Cette Bibliothèque, vous l’avez imaginée comme un espace ouvert, source de connaissances, lieu de rencontre des cultures, de préservation du patrimoine écrit, de mise en valeur des expressions culturelles variées, un lieu où se métissent les expressions culturelles et viennent se ressourcer les créateurs.

Mais nous voilà tous une fois de plus floués. Ce projet, où nombreux se sont investis depuis 20 ans, ministres, intellectuels, fondations culturelles, bibliothécaires, architectes, gestionnaires, amis de la BNL, pour renouveler les bases de l’Institution nationale, n’est plus que prétexte à une cérémonie, l’apposition d’une plaque au nom du ministre en poste. Cérémonie qui n’est pas la première : par trois fois on a déjà convié les journalistes, fait venir la télévision, posé la première pierre, annoncé une ouverture prochaine.
À chaque fois, c’est un mirage au lendemain duquel les portes se referment et murent notre mémoire. Il est vrai que nous sommes coutumiers de telles pratiques. Tout écrin dédié à notre histoire collective est entrouvert par intermittence, tel « Beyt Beyrouth » et sa bibliothèque, nous contraignant à n’avoir qu’un aperçu parcellaire et fragmenté sur une histoire ô combien morcelée.

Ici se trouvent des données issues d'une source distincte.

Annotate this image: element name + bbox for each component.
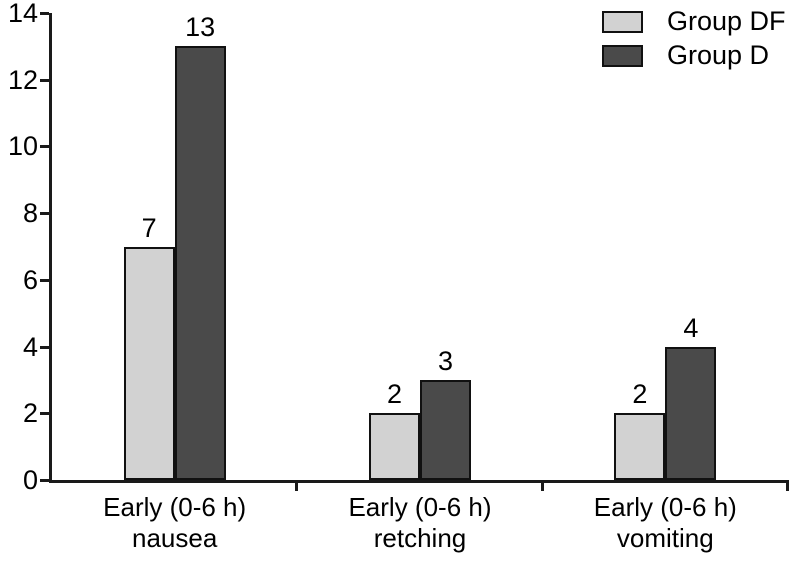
- y-axis-tick: [40, 212, 49, 216]
- x-axis-tick: [786, 480, 789, 491]
- x-axis-tick: [295, 480, 299, 491]
- y-axis-tick-label: 4: [22, 331, 38, 362]
- bar-value-label: 2: [632, 379, 648, 410]
- x-axis-category-label: Early (0-6 h) vomiting: [593, 492, 737, 553]
- bar-group-df: [369, 413, 420, 480]
- y-axis-tick-label: 14: [7, 0, 38, 28]
- y-axis-tick: [40, 145, 49, 149]
- bar-value-label: 7: [141, 212, 157, 243]
- y-axis-tick-label: 10: [7, 131, 38, 162]
- legend-label-group-d: Group D: [667, 40, 770, 70]
- y-axis-line: [49, 13, 52, 483]
- bar-group-d: [665, 346, 717, 480]
- legend: Group DF Group D: [602, 8, 786, 69]
- y-axis-tick-label: 12: [7, 64, 38, 95]
- bar-group-df: [614, 413, 666, 480]
- x-axis-category-label: Early (0-6 h) nausea: [103, 492, 247, 553]
- y-axis-tick-label: 8: [22, 198, 38, 229]
- y-axis-tick-label: 2: [22, 398, 38, 429]
- y-axis-tick: [40, 479, 49, 482]
- y-axis-tick: [40, 12, 49, 15]
- x-axis-category-label: Early (0-6 h) retching: [348, 492, 492, 553]
- legend-label-group-df: Group DF: [667, 6, 786, 36]
- bar-group-df: [123, 246, 175, 480]
- y-axis-tick-label: 6: [22, 264, 38, 295]
- y-axis-tick: [40, 345, 49, 349]
- bar-value-label: 4: [683, 312, 699, 343]
- legend-entry-group-d: Group D: [602, 42, 786, 69]
- x-axis-tick: [540, 480, 544, 491]
- bar-group-d: [174, 46, 226, 480]
- legend-swatch-group-df: [602, 10, 643, 33]
- legend-swatch-group-d: [602, 44, 643, 67]
- y-axis-tick: [40, 278, 49, 282]
- y-axis-tick: [40, 412, 49, 416]
- bar-value-label: 13: [185, 12, 216, 43]
- bar-group-d: [420, 379, 471, 480]
- x-axis-line: [49, 480, 788, 483]
- bar-value-label: 2: [386, 379, 403, 410]
- bar-value-label: 3: [437, 345, 454, 376]
- legend-entry-group-df: Group DF: [602, 8, 786, 35]
- y-axis-tick-label: 0: [22, 465, 38, 495]
- y-axis-tick: [40, 78, 49, 82]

Inaugurer des institutions sans les doter d’une âme qui les anime revient à en nier la fonction et la vocation. Bien qu’un organigramme adapté aux besoins de l’institution ait été élaboré par le comité scientifique, il n’a pas été décrété à ce jour. Les principes mêmes sur lesquels se fonde une Bibliothèque nationale, ses missions seront-ils aujourd'hui relégués aux oubliettes ?

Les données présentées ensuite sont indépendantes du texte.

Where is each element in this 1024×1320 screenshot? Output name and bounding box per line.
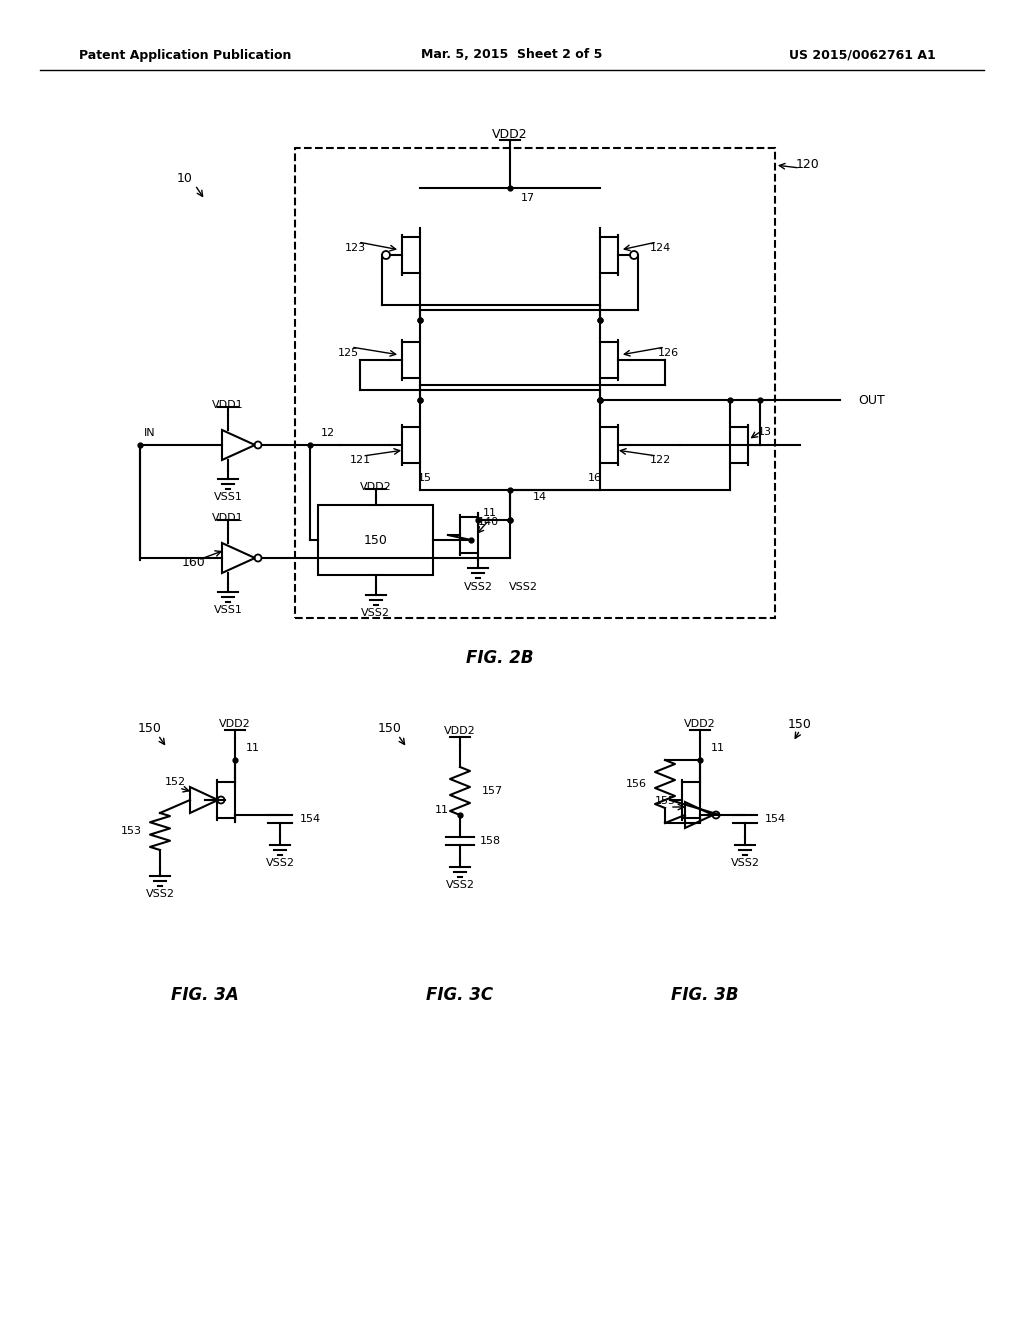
Text: FIG. 3C: FIG. 3C: [426, 986, 494, 1005]
Text: VDD1: VDD1: [212, 400, 244, 411]
Text: 157: 157: [482, 785, 503, 796]
Text: 150: 150: [788, 718, 812, 731]
Text: 120: 120: [796, 158, 820, 172]
Text: 140: 140: [477, 517, 499, 527]
Text: OUT: OUT: [858, 393, 885, 407]
Text: VDD1: VDD1: [212, 513, 244, 523]
Text: VSS1: VSS1: [214, 492, 243, 502]
Text: VDD2: VDD2: [359, 482, 391, 492]
Text: 152: 152: [165, 777, 185, 787]
Text: VDD2: VDD2: [444, 726, 476, 737]
Text: 14: 14: [532, 492, 547, 502]
Text: 125: 125: [338, 348, 358, 358]
Text: 17: 17: [521, 193, 536, 203]
Text: 11: 11: [246, 743, 260, 752]
Text: 158: 158: [480, 836, 501, 846]
Text: 126: 126: [657, 348, 679, 358]
Text: 123: 123: [344, 243, 366, 253]
Text: VSS2: VSS2: [445, 880, 474, 890]
Bar: [295, 148, 775, 618]
Text: 16: 16: [588, 473, 602, 483]
Text: 15: 15: [418, 473, 432, 483]
Text: VSS2: VSS2: [730, 858, 760, 869]
Text: 124: 124: [649, 243, 671, 253]
Text: 12: 12: [321, 428, 335, 438]
Text: 154: 154: [300, 814, 322, 824]
Text: VSS2: VSS2: [509, 582, 538, 591]
Text: 11: 11: [483, 508, 497, 517]
Text: 13: 13: [758, 426, 772, 437]
Text: 153: 153: [121, 826, 142, 837]
Text: VSS2: VSS2: [145, 888, 174, 899]
Text: 10: 10: [177, 172, 193, 185]
Text: 11: 11: [711, 743, 725, 752]
Text: 156: 156: [626, 779, 647, 789]
Text: 150: 150: [378, 722, 402, 734]
Text: 160: 160: [182, 557, 206, 569]
Text: 121: 121: [349, 455, 371, 465]
Text: 122: 122: [649, 455, 671, 465]
Text: VDD2: VDD2: [219, 719, 251, 729]
Text: 155: 155: [654, 796, 676, 807]
Text: US 2015/0062761 A1: US 2015/0062761 A1: [788, 49, 935, 62]
Text: 150: 150: [138, 722, 162, 734]
Bar: [318, 506, 433, 576]
Text: 11: 11: [435, 805, 449, 814]
Text: Patent Application Publication: Patent Application Publication: [79, 49, 291, 62]
Text: 150: 150: [364, 533, 387, 546]
Text: 154: 154: [765, 814, 786, 824]
Text: VSS2: VSS2: [361, 609, 390, 618]
Text: VSS1: VSS1: [214, 605, 243, 615]
Text: FIG. 3A: FIG. 3A: [171, 986, 239, 1005]
Text: FIG. 2B: FIG. 2B: [466, 649, 534, 667]
Text: VSS2: VSS2: [265, 858, 295, 869]
Text: FIG. 3B: FIG. 3B: [672, 986, 738, 1005]
Text: VSS2: VSS2: [464, 582, 493, 591]
Text: VDD2: VDD2: [684, 719, 716, 729]
Text: Mar. 5, 2015  Sheet 2 of 5: Mar. 5, 2015 Sheet 2 of 5: [421, 49, 603, 62]
Text: IN: IN: [144, 428, 156, 438]
Text: VDD2: VDD2: [493, 128, 527, 140]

Par ailleurs, les décrets instaurant le Conseil d’administration censé donner une garantie de bonne gouvernance n’ont pas encore vu le jour. Les membres de ce conseil ont pourtant été nommés, certes sur la base du seul critère de l’équilibre confessionnel et politique au mépris de la représentation adéquate des divers secteurs de la production et de la diffusion des biens culturels en général et des livres en particulier. Il est donc vain d’apposer une énième plaque sur le fronton de la BNL sans qu’il soit prévu un nombre suffisant de personnel qualifié pour l’accueil ou l’accompagnement des divers publics vers les ressources de la bibliothèque. 

En fait, un travail sérieux et de fond a été mené depuis plus de 15 ans sur les collections, patiemment triées, nettoyées, restaurées, inventoriées, cataloguées par des bibliothécaires diplômé(e)s,?compétent(e)s, expérimenté(e)s, formé(e)s au sein du projet, maniant les standards professionnels les plus avancés. Tout ce labeur s’est traduit par un catalogue informatisé des collections qu’il est plus que temps de mettre en ligne. 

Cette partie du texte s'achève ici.